His 1:45.86 is a 'B' standard, but Mark English's 1:45:32 (two hundredths off the 'A' standard) is faster, which means that, right now, the Donegal man would get the only 'B' standard slot at 800m.

Yet things could alter radically in the next 72 hours.

English, who is running the 400m at Santry, races in the 800m at tonight's Diamond League in London (at 9.33) and if he clinches an 'A' standard there, Robinson could fill the 'B' slot. The St Coca's runner also has a chance to improve his own 800m time in Santry and may also try to achieve the standard at 1500m where he has come so close (just .66 off the 3:37.00 'B' mark).

Brian Gregan already has the 'B' standard at 400m, which is why he's racing at 200m.

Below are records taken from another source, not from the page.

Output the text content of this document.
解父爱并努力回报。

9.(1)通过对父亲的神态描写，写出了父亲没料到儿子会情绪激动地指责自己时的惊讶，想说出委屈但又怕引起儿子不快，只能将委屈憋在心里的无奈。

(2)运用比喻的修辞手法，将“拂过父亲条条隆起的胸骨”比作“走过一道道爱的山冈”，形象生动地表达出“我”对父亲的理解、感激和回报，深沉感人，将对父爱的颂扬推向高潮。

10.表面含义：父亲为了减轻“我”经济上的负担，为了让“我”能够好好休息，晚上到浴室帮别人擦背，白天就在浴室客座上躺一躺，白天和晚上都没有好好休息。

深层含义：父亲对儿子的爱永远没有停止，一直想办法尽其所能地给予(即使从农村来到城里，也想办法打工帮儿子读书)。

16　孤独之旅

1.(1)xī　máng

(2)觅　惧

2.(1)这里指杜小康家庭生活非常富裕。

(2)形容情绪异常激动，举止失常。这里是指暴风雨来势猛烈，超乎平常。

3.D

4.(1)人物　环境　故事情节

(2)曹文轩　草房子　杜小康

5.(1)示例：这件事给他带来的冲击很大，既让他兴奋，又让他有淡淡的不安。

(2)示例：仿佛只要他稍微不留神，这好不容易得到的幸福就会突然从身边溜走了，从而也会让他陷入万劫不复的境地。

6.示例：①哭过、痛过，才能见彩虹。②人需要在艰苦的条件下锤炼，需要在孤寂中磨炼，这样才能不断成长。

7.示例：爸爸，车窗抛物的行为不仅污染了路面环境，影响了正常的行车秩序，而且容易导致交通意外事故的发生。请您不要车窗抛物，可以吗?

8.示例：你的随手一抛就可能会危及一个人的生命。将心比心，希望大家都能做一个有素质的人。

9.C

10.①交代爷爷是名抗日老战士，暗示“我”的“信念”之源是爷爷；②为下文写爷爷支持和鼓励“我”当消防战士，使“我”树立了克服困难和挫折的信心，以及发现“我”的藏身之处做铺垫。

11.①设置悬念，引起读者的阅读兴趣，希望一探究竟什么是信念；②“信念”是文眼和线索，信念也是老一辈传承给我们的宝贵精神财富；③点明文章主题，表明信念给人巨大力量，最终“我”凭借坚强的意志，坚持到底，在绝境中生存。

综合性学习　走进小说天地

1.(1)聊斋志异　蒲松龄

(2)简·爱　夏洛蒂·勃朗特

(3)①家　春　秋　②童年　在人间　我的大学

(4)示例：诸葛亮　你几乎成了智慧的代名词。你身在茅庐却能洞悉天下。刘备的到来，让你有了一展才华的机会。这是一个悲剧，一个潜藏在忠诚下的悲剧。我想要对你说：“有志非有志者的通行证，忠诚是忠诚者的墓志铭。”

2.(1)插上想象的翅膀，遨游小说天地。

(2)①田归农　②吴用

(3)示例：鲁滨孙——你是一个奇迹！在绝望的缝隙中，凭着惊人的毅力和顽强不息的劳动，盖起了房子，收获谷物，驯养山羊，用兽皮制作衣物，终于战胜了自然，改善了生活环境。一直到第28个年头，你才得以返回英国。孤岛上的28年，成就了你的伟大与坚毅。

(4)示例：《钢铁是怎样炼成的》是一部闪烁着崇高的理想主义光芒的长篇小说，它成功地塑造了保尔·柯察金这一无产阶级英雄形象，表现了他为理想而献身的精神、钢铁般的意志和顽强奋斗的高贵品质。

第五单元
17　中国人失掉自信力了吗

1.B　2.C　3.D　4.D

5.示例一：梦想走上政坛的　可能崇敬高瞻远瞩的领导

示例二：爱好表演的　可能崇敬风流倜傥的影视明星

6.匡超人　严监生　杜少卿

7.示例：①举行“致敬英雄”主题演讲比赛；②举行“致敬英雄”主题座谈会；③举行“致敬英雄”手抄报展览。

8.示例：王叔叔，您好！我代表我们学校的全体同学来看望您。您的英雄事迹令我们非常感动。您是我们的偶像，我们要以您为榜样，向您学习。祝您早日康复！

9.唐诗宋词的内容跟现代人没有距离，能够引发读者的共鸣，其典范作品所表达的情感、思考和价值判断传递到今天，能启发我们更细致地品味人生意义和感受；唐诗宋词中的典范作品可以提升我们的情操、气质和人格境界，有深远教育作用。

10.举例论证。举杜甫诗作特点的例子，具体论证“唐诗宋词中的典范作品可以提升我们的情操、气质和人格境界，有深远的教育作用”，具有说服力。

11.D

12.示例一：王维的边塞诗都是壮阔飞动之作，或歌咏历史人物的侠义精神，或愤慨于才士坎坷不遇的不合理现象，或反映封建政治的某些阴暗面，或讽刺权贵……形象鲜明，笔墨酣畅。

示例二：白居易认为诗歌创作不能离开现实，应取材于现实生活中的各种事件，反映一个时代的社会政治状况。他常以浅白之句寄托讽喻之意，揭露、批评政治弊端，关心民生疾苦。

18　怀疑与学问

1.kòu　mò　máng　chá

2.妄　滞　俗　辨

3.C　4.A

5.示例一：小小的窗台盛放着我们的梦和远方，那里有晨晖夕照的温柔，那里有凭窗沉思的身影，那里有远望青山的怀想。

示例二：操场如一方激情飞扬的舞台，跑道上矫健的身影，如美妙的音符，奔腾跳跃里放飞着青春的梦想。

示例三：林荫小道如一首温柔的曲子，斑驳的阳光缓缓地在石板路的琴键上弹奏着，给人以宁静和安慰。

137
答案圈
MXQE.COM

Tori Pena ('A' standard in pole vault) and 'B' standards for Newbridge's Roseanne Galligan and DSD's Jennifer Carey at 800m and 400m, respectively, means they should all be on the plane to Moscow.

But Tomas and Jessie Barr, Steven Colvert and Marcus Lawler are among the sprinters still needing just fractional improvements, while getting an 800m place in the tonight's meeting in London (at 8.56) should help Kerry's Laura Crowe lower her 2:02.63 personal best.

DSD's Maria Cambridge is racing at 5000m at the Nationals, but is among the five athletes and walkers already pre-selected for Moscow in the marathon distances.

Action in Santry starts at 12.20 (women's 400 hurdles, hammer, pole vault) tomorrow and 11.30 on Sunday.